Мимо нас промчалась в уборную Нинка — с ночным горшком, как с футбольным кубком, растрепанная и похмельно-злая. Потом из кухни двинулся к себе в комнату своей приседающей от вежливости походкой Лубо, балансируя сковородой с оладьями и горячим кофейником, и, согнувшись еще круче, будто скачком рвануло его к земле усилившееся внезапно притяжение, кивнул нам — «доброго вам утречка», и мы ответили ему под аккомпанемент нестройных гамм, разыгрываемых его девчонками, уже расстегнувшими кальсонные пуговицы на склеенном из осины пиандросе, и эти звуки были похожи на вялое мочеиспускание старика, которого они высаживали по утрам на больничные утки наших ушных раковин. У дверей стоял Михаил Маркович Довбинштейн, покорно глядя на меня отвисшими красными веками больной собаки, — он каждый час ходит к почтовому ящику смотреть, не пришло ли разрешение из ОВИРа. «Ничего нет?» — спросил я. И он помотал головой и тяжело вздохнул, как всхлипнул.

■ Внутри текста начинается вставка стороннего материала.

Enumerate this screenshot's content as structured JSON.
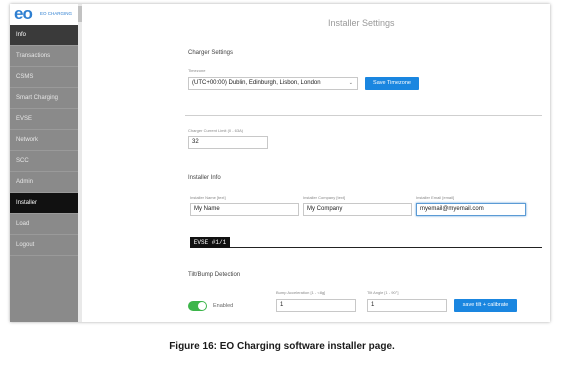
{
  "brand": {
    "mark": "eo",
    "name": "EO CHARGING"
  },
  "sidebar": {
    "items": [
      {
        "label": "Info"
      },
      {
        "label": "Transactions"
      },
      {
        "label": "CSMS"
      },
      {
        "label": "Smart Charging"
      },
      {
        "label": "EVSE"
      },
      {
        "label": "Network"
      },
      {
        "label": "SCC"
      },
      {
        "label": "Admin"
      },
      {
        "label": "Installer"
      },
      {
        "label": "Load"
      },
      {
        "label": "Logout"
      }
    ],
    "active": "Installer"
  },
  "page": {
    "title": "Installer Settings"
  },
  "charger_settings": {
    "title": "Charger Settings",
    "timezone_label": "Timezone",
    "timezone_value": "(UTC+00:00) Dublin, Edinburgh, Lisbon, London",
    "save_timezone": "Save Timezone",
    "current_limit_label": "Charger Current Limit (0 - 63A)",
    "current_limit_value": "32"
  },
  "installer_info": {
    "title": "Installer Info",
    "name_label": "Installer Name [text]",
    "name_value": "My Name",
    "company_label": "Installer Company [text]",
    "company_value": "My Company",
    "email_label": "Installer Email [email]",
    "email_value": "myemail@myemail.com"
  },
  "evse_tab": "EVSE #1/1",
  "tilt": {
    "title": "Tilt/Bump Detection",
    "enabled_label": "Enabled",
    "enabled": true,
    "bump_label": "Bump Acceleration [1 - <8g]",
    "bump_value": "1",
    "tilt_label": "Tilt Angle [1 - 90°]",
    "tilt_value": "1",
    "save_button": "save tilt + calibrate"
  },
  "caption": "Figure 16: EO Charging software installer page.",
  "colors": {
    "accent": "#1a86e0",
    "sidebar": "#8a8a8a",
    "toggle_on": "#3cb54a"
  }
}
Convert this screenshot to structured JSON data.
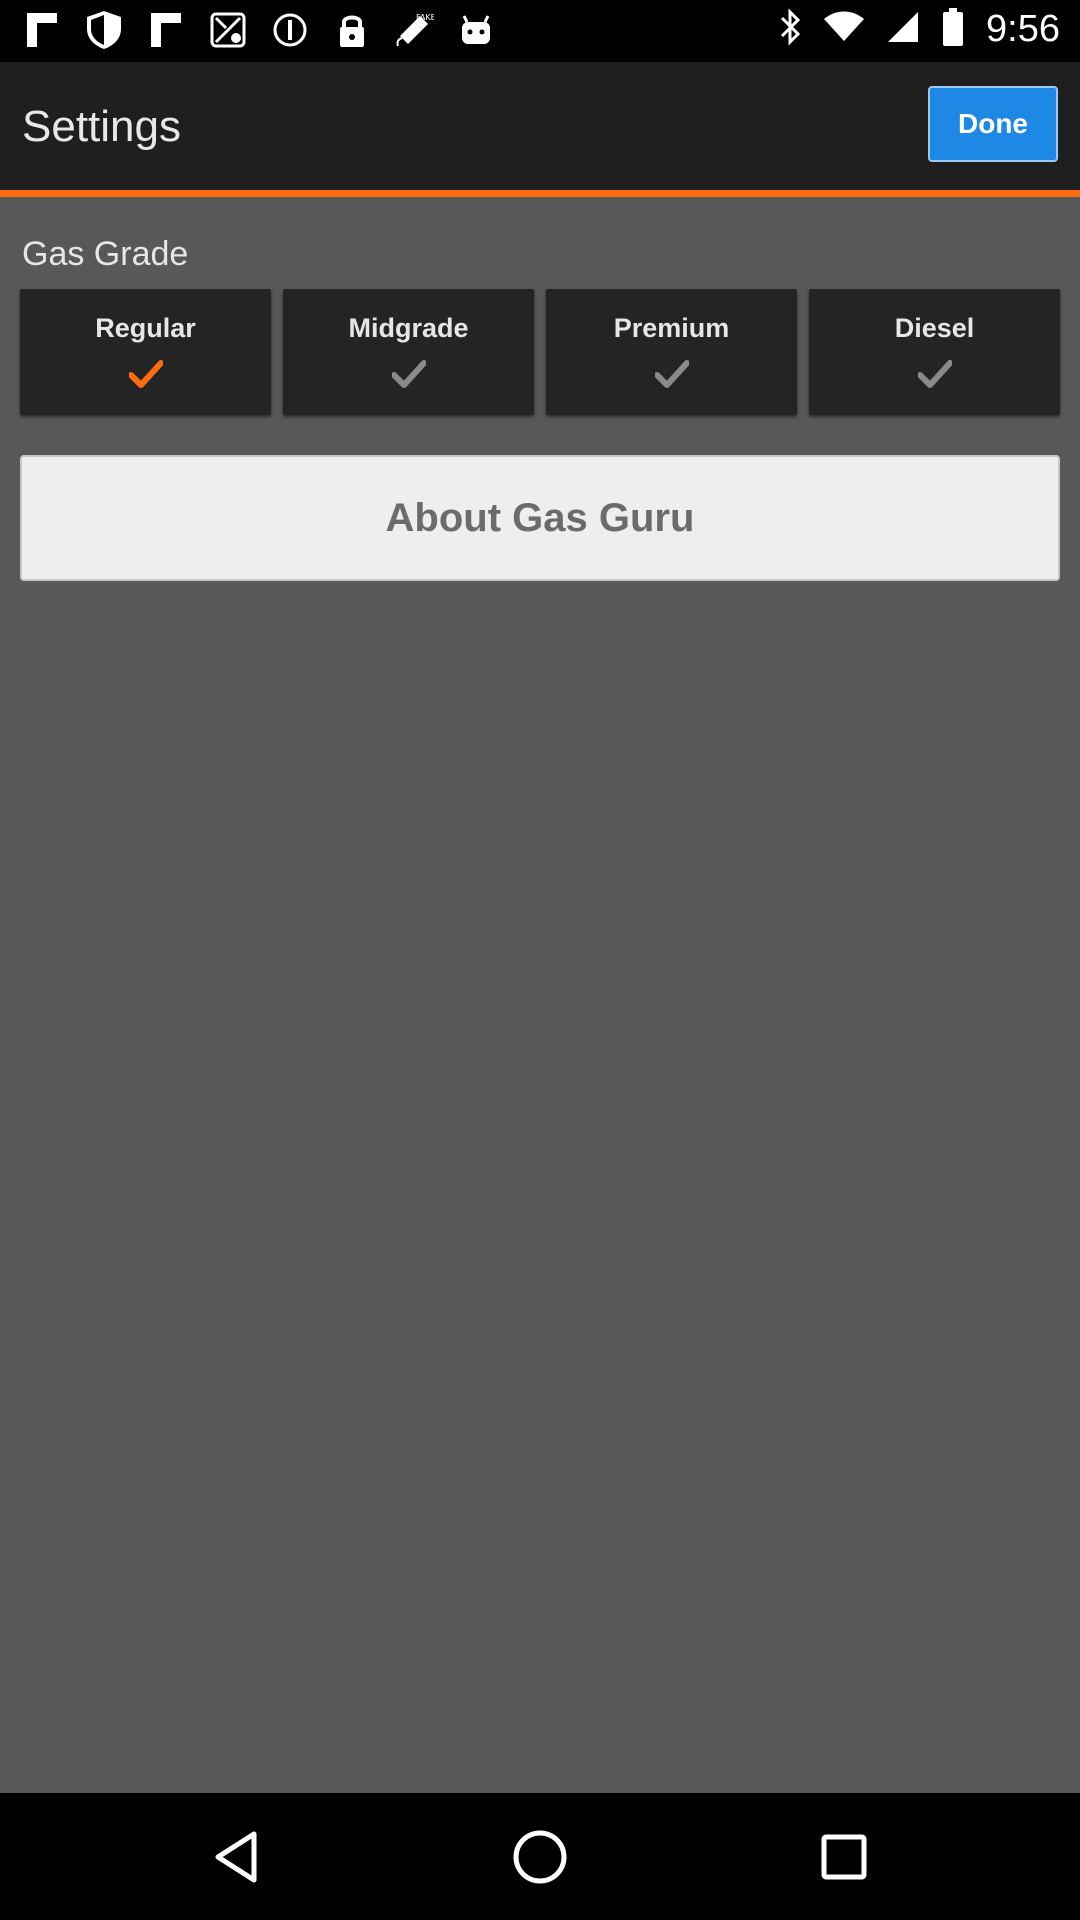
{
  "status_bar": {
    "time": "9:56",
    "left_icons": [
      "flipboard-icon",
      "shield-icon",
      "flipboard-icon",
      "maps-icon",
      "info-icon",
      "lock-icon",
      "fake-gps-icon",
      "android-icon"
    ],
    "right_icons": [
      "bluetooth-icon",
      "wifi-icon",
      "signal-icon",
      "battery-icon"
    ]
  },
  "header": {
    "title": "Settings",
    "done_label": "Done"
  },
  "gas_grade": {
    "label": "Gas Grade",
    "options": [
      {
        "label": "Regular",
        "selected": true
      },
      {
        "label": "Midgrade",
        "selected": false
      },
      {
        "label": "Premium",
        "selected": false
      },
      {
        "label": "Diesel",
        "selected": false
      }
    ]
  },
  "about_label": "About Gas Guru",
  "colors": {
    "accent": "#ff6a13",
    "done_button": "#1e88e5",
    "background": "#585858",
    "check_selected": "#ff6a13",
    "check_unselected": "#8a8a8a"
  },
  "nav_bar": {
    "buttons": [
      "back-icon",
      "home-icon",
      "recents-icon"
    ]
  }
}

Тяжело прошлепал, как грузовик на спущенных колесах, Евстигнеев, и на губах его булькало и пузырилось слово «об-ли-га-ции». Следом шаркала Агнесса, зло косилась на Довбинштейна, и оттого, что она неумолчно жужжала при этом — «жи-жи-жи-жид-жиды-жи», казалось, что она не человек, а безобразная кукла, работающая от старого электромотора.
Нежить. Морготина. Нелюдь. Омрачение ума. Припадочное воспоминание.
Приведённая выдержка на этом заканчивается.